Al salir de la habitación de su esposo moribundo, Anna ya se disponía a regresar a casa, cuando de repente escuchó una conversación secreta entre dos enfermeras. Al comprender exactamente de qué hablaban, la mujer quedó aterrorizada.

Al salir de la habitación de su esposo moribundo, Anna ya se disponía a regresar a casa, cuando de repente escuchó una conversación secreta entre dos enfermeras. Al comprender exactamente de qué hablaban, la mujer cayó en un verdadero terror.

Tras despedirse del hombre moribundo, Anna salió del hospital sin darse cuenta de que las lágrimas ya corrían por sus mejillas. Caminaba despacio, como si sus piernas no la obedecieran, y se detuvo junto a la pared del edificio para recuperar el aliento.

Hace apenas seis meses, Mark era un hombre fuerte, seguro de sí mismo. Reía, hacía planes, prometía que les esperaba una vida larga juntos.
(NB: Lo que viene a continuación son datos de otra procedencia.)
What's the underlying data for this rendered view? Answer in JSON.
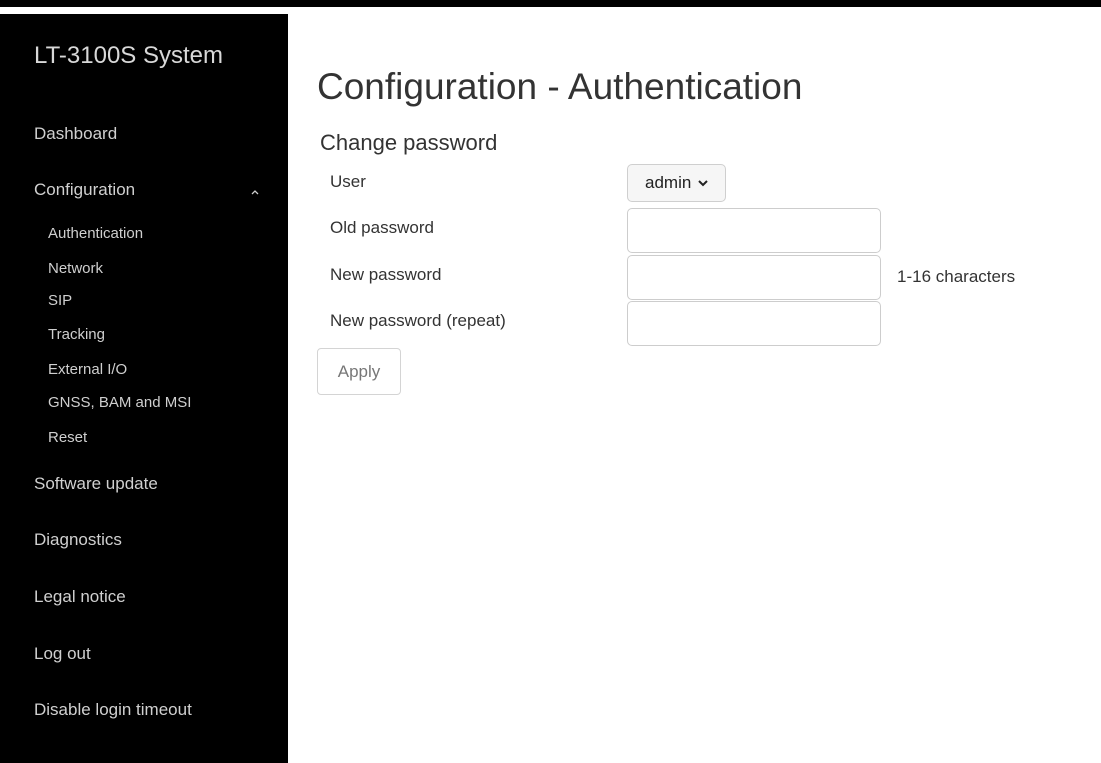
{
  "sidebar": {
    "brand": "LT-3100S System",
    "items": [
      {
        "label": "Dashboard"
      },
      {
        "label": "Configuration"
      },
      {
        "label": "Software update"
      },
      {
        "label": "Diagnostics"
      },
      {
        "label": "Legal notice"
      },
      {
        "label": "Log out"
      },
      {
        "label": "Disable login timeout"
      }
    ],
    "config_subitems": [
      {
        "label": "Authentication"
      },
      {
        "label": "Network"
      },
      {
        "label": "SIP"
      },
      {
        "label": "Tracking"
      },
      {
        "label": "External I/O"
      },
      {
        "label": "GNSS, BAM and MSI"
      },
      {
        "label": "Reset"
      }
    ],
    "config_expanded_icon": "chevron-up-icon"
  },
  "main": {
    "title": "Configuration - Authentication",
    "section_title": "Change password",
    "form": {
      "user_label": "User",
      "user_value": "admin",
      "old_password_label": "Old password",
      "old_password_value": "",
      "new_password_label": "New password",
      "new_password_value": "",
      "new_password_hint": "1-16 characters",
      "repeat_password_label": "New password (repeat)",
      "repeat_password_value": "",
      "apply_label": "Apply"
    }
  },
  "colors": {
    "sidebar_bg": "#000000",
    "sidebar_text": "#d0d0d0",
    "page_bg": "#ffffff",
    "text": "#333333"
  }
}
Anna le creía sin reservas. Siempre estaba a su lado, siempre la protegía, siempre sabía qué decir.

Y ahora yacía en la unidad de cuidados intensivos. Sala blanca, luz fría, tubos, cables, aparatos que respiraban por él.

—Todo estará bien —susurró Mark cuando ella apretó su mano—. Lo superaremos.

Anna asintió, aunque sabía que no era verdad. Los médicos lo habían dicho claramente. La enfermedad avanzaba demasiado rápido. No encontraron un donante. Quedaba muy poco tiempo.

Salió a la calle. Era el inicio del invierno. La gente se apresuraba a cumplir con sus asuntos. El mundo seguía, como si nada hubiera pasado.

Anna se sentó en un banco junto al hospital y se cubrió el rostro con las manos. Las lágrimas caían solas. No intentó detenerlas.

Unos minutos después, se sintió un poco más aliviada. Respiró hondo y estaba a punto de levantarse cuando, detrás de la pared, escuchó voces.

Dos enfermeras estaban en la esquina del edificio, sin darse cuenta de ella. Hablaban en voz baja, pero cada palabra se escuchaba claramente.

Al escuchar de qué exactamente hablaban, Anna quedó horrorizada.

—De todas formas, su esposa no sirve como donante —dijo una, con cansancio.

—Sí, los análisis son malos. Qué pena… Y prácticamente no tiene otras opciones.

Anna se estremeció. Su corazón comenzó a latir con fuerza.

—¿No lo sabías? —continuó la segunda, bajando la voz—. Ayer vino su amante. Se hizo las pruebas de compatibilidad.

—¿En serio?

—Totalmente. Cumple con todos los requisitos. Y sus riñones están completamente sanos.

A Anna le costó respirar. Le zumbaban los oídos.

—Entonces, ¿por qué no hacen la operación? —preguntó la primera.

—El paciente se negó. Dijo que preferiría morir antes que su esposa se enterara de la amante.

Cayó un breve silencio.

—¿Y la donación anónima? —añadió una de las enfermeras, con inseguridad.

—Quién sabe… Se ha empeñado. Y lo que pase después ya no es nuestro problema.

—Pobre esposa…

Las voces se alejaron, y Anna se quedó allí, sin sentir las piernas. El mundo a su alrededor parecía detenido. Solo su corazón latía sordo en el pecho.

Él no estaba muriendo porque no hubiera salida. Había una salida. Simplemente eligió el silencio.

Anna miraba la puerta de la unidad de cuidados intensivos y no sabía qué sentía más intensamente: el dolor por la traición y la mentira de su esposo, o la alegría de que aún se podía salvar.